Mais uma vez, assim como na temporada passada, o time pecou pelo mau início de temporada, quando demorou sete jogos para ganhar. Depois, porém, engatou a maior sequência de invencibilidade de sua história, e só não está com cinco pontos a mais porque entregou resultados nos acréscimos em três jogos seguidos – poderia estar na 7ª posição, empatado com o Milan. O setor mais eficiente e atraente da equipe é o ataque, um dos melhores do país. Zaza é titular da seleção italiana de Antonio Conte e, em breve, Berardi e Sansone devem aparecer em convocações do treinador azzurro. O desempenho do trio é suficiente para tal, e se os três conseguirem o duplo milagre – salvar a equipe do rebaixamento e, de quebra, classificá-la para uma competição europeia –, não apenas o treinador ficará de olho neles, mas outros clubes também.

Inter
11ª posição. 16 jogos, 21 pontos. 5 vitórias, 6 empates, 5 derrotas. 25 gols marcados, 23 sofridos.
Time-base: Handanovic; Nagatomo (D’Ambrosio), Ranocchia, Juan Jesus, Dodô; Guarín (Vidic), Medel (Kuzmanovic), Hernanes; Kovacic; Palacio, Icardi.
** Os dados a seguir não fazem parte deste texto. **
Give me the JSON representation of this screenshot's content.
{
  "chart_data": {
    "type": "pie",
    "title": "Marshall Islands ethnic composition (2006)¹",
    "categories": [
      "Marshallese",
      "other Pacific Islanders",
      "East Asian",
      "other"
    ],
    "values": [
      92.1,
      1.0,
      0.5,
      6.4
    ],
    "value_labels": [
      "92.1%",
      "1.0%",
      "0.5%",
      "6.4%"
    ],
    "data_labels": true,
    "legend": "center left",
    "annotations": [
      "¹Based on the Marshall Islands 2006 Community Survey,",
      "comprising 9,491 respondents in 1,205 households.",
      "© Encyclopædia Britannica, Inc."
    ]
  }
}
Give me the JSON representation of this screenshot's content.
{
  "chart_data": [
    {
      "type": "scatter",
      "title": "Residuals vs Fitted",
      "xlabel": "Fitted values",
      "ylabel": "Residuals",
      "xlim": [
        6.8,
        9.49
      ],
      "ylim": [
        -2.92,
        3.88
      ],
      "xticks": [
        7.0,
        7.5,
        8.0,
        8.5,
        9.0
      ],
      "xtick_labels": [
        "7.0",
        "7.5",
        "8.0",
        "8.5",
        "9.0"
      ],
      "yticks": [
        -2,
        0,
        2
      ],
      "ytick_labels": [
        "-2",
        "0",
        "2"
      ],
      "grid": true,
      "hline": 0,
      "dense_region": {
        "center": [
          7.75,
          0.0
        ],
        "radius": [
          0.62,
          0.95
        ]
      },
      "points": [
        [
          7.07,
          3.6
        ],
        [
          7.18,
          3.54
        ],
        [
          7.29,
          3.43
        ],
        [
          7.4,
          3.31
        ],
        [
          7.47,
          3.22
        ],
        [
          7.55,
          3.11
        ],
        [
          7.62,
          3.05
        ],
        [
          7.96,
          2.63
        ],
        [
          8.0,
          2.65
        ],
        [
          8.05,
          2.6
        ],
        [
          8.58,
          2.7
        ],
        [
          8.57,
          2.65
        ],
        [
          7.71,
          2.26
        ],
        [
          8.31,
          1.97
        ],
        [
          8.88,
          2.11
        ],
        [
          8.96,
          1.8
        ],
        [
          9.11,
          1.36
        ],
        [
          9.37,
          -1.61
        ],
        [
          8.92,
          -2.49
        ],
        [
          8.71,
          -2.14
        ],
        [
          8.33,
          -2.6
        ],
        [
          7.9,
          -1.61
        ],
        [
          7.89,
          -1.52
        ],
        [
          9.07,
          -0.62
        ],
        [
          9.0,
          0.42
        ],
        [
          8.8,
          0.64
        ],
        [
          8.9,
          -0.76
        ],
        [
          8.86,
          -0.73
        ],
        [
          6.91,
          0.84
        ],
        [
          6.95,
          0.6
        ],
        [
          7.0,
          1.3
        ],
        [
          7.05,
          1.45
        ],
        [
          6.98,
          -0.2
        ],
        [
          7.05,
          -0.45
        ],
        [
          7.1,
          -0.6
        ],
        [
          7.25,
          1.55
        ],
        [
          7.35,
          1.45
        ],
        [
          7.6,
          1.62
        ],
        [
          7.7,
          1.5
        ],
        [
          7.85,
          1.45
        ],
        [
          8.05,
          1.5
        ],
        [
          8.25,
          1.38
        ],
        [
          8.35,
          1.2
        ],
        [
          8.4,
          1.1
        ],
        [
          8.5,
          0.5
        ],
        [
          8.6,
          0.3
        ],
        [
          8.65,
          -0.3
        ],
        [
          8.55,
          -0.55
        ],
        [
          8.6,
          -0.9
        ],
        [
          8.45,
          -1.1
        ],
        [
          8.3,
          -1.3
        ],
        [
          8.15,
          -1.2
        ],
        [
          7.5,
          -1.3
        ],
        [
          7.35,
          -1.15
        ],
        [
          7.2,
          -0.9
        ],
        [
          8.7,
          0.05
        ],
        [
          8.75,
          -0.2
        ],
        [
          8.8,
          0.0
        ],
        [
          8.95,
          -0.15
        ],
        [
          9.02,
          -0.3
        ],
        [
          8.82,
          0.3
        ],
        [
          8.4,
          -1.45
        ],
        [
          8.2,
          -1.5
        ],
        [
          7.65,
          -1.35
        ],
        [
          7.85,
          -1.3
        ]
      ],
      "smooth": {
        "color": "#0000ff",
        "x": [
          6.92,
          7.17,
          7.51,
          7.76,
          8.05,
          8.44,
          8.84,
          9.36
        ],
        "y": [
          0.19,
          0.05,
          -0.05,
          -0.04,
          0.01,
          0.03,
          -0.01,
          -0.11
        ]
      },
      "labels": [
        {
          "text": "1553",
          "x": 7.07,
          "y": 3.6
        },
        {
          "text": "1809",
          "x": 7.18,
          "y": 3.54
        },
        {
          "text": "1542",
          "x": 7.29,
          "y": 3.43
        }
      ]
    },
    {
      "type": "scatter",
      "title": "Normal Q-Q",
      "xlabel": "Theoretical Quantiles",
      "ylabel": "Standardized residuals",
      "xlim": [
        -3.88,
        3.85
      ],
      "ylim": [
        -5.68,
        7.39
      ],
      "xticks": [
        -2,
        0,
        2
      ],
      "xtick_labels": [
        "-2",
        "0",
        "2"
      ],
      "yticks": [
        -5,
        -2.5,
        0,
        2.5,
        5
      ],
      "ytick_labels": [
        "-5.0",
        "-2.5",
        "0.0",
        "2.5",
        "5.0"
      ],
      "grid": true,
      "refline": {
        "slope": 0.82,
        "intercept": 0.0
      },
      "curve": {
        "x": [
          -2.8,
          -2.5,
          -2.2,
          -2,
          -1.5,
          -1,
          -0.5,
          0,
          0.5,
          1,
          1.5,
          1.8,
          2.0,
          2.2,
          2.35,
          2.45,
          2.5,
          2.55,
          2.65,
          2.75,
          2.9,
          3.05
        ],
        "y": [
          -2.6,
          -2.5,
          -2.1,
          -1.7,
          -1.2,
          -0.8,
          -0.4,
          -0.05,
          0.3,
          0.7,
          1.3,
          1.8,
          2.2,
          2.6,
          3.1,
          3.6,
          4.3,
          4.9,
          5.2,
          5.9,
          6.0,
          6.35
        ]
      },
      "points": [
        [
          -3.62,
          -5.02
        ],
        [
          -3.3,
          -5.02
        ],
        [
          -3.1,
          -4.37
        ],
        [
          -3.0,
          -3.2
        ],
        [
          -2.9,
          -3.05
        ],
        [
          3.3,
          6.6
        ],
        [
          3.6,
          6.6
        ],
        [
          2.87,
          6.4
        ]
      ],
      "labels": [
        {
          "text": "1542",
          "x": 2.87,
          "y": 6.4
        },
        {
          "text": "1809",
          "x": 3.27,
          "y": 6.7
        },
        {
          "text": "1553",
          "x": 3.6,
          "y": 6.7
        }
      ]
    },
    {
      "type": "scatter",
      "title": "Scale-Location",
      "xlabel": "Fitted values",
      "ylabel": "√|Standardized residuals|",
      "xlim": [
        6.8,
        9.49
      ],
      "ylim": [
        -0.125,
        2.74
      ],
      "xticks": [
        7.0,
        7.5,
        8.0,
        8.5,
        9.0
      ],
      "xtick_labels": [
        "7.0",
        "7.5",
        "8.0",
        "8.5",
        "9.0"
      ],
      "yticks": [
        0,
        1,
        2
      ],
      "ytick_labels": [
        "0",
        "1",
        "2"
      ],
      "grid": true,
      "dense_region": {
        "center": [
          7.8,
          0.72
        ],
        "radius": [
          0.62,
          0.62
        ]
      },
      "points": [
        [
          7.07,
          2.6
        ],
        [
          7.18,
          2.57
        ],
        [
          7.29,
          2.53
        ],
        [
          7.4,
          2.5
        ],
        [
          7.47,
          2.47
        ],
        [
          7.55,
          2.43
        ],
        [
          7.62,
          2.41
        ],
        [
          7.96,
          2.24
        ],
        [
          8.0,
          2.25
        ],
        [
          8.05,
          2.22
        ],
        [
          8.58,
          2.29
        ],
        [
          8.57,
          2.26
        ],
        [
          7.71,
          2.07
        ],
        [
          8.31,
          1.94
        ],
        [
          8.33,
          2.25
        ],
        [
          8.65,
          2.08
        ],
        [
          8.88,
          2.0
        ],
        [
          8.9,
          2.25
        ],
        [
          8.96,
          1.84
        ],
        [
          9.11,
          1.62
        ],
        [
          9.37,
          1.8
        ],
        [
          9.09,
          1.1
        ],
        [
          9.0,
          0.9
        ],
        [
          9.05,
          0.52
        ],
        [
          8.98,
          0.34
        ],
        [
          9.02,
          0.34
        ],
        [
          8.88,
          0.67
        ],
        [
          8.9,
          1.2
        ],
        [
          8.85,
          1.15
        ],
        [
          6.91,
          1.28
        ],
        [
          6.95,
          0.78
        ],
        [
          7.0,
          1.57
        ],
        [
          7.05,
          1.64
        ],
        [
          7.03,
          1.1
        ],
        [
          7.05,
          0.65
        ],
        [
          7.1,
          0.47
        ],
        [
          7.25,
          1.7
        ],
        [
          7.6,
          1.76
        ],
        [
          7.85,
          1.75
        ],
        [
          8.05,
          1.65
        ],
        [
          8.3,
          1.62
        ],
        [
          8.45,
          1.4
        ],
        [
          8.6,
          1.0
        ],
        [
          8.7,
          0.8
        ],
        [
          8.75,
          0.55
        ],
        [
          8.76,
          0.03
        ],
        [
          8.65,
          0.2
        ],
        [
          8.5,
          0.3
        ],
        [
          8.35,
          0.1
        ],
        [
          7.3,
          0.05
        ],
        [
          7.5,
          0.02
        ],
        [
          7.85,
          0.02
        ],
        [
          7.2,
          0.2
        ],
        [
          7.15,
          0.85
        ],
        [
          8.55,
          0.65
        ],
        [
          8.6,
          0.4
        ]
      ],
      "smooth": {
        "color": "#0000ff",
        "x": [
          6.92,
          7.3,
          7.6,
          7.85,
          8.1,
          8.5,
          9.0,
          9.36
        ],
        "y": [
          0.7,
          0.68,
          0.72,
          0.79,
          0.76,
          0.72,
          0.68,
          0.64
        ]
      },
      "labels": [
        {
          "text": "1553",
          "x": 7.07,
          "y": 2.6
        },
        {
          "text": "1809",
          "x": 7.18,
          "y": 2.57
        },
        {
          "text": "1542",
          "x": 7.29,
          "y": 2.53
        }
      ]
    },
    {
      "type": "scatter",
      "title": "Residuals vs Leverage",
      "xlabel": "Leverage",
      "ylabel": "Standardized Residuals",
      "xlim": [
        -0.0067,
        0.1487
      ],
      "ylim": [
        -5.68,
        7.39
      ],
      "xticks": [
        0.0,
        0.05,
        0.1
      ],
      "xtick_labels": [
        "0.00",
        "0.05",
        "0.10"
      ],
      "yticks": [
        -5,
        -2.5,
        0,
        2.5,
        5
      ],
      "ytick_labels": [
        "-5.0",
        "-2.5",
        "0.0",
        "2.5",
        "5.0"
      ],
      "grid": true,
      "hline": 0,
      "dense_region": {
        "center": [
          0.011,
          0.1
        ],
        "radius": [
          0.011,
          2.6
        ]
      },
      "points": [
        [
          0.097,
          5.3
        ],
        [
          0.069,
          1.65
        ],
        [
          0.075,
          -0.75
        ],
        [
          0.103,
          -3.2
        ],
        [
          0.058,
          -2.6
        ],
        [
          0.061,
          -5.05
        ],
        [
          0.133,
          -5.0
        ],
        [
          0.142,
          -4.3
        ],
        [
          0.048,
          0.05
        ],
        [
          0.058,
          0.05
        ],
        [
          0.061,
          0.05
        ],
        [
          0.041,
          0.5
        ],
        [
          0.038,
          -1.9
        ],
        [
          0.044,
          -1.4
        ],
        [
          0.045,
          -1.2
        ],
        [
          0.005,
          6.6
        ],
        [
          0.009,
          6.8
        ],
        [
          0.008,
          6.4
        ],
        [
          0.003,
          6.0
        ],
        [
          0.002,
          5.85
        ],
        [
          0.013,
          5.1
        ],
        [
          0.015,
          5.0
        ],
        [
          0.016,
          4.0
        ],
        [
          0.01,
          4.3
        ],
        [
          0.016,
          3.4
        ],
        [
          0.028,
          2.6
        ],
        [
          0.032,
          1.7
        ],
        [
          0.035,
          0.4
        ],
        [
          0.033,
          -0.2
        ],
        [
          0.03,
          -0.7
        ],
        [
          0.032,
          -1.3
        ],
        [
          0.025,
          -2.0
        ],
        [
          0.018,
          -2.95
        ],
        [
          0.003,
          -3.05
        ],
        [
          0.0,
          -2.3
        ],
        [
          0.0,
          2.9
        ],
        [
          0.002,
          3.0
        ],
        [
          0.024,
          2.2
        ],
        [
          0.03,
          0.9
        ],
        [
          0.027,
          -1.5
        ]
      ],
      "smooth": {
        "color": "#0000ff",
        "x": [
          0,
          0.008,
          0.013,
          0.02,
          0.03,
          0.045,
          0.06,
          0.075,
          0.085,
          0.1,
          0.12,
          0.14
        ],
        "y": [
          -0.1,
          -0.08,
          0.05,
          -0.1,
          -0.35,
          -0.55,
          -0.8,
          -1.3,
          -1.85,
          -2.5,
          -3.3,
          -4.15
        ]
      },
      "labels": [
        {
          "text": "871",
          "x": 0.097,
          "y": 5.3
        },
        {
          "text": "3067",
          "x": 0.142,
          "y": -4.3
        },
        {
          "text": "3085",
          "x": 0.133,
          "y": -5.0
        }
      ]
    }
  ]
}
Treinadores: Walter Mazzarri, até a 11ª rodada, e Roberto Mancini, a partir de então
Destaque: Mateo Kovacic, meia
Artilheiro: Mauro Icardi, com 8 gols
Garçom: Fredy Guarín, com 3 assistências
Decepção: Rodrigo Palacio, atacante
Maior sequência de vitórias: 2, na 8ª e 9ª rodadas
Maior sequência de derrotas: 2, na 5ª e 6ª e 13ª e 14ª rodadas
Maior sequência de invencibilidade: 4, da 1ª à 4ª rodada
Maior sequência sem vencer: 5, da 10ª à 14ª rodada
Expectativa: Vaga em competição europeia

Os anos passam e os momentos de confusão pós-Mourinho continuam na Inter. Desde que o técnico português deixou o clube, salvo um breve período em 2010-11, a equipe de Milão vive momentos delicados – o que tem a ver, também, com o redimensionamento financeiro do clube. Em 2014-15, a equipe continua sendo bastante irregular, e precisou trocar de técnico no meio da temporada para tentar reagir. Os números dizem que com Mazzarri o time rendia mais, mas não é verdade. Afinal, com ele, o time tomou 4 a 1 do Cagliari (18º colocado) em casa, e perdeu do lanterna Parma, que só venceu dois jogos. Com pouco tempo em seu retorno à velha casa, Mancini ainda não conseguiu resultados expressivos, mas tem feito o time jogar melhor, pouco a pouco. Agora, a Inter é um time que ao menos parece ter objetivos, plano de jogo e alternativas. E, ao contrário do seu antecessor, Mancio tem muito crédito com a torcida.

Os problemas a serem corrigidos são muitos. A defesa não tem passado segurança, muito porque os laterais são bastante ofensivos e vivem má fase – com isso, Ranocchia e Juan ficam bastante expostos. Vidic, uma das piores contratações da temporada europeia, nem se ambientou e parece destinado a fazer as malas, assim como M’Vila. Medel também não entrou bem no time, e o meio-campo também tem em Guarín e Hernanes dois jogadores que rendem menos que o que podem produzir. Palacio, então, nem se fala. Totalmente desacreditado, vive fase muito negativa, que espera ter encerrado quando, na 16ª rodada, espantou um jejum de 225 dias sem marcar gols. Entre os destaques, a Inter pode agradecer por ter em Handanovic um paredão, especialista em pegar pênaltis, e também por estar vendo Kovacic, um dos melhores meias em circulação pela Europa, começar a desabrochar. Icardi continua marcando seus gols, mas está menos decisivo que no ano anterior. Os três, de qualquer forma, formam a espinha dorsal à qual Mancini confiará o seu trabalho. Trabalho que só poderá evoluir caso reforços cheguem em janeiro para que o treinador possa moldar a equipe ao seu gosto, com um jogo forte pelos flancos.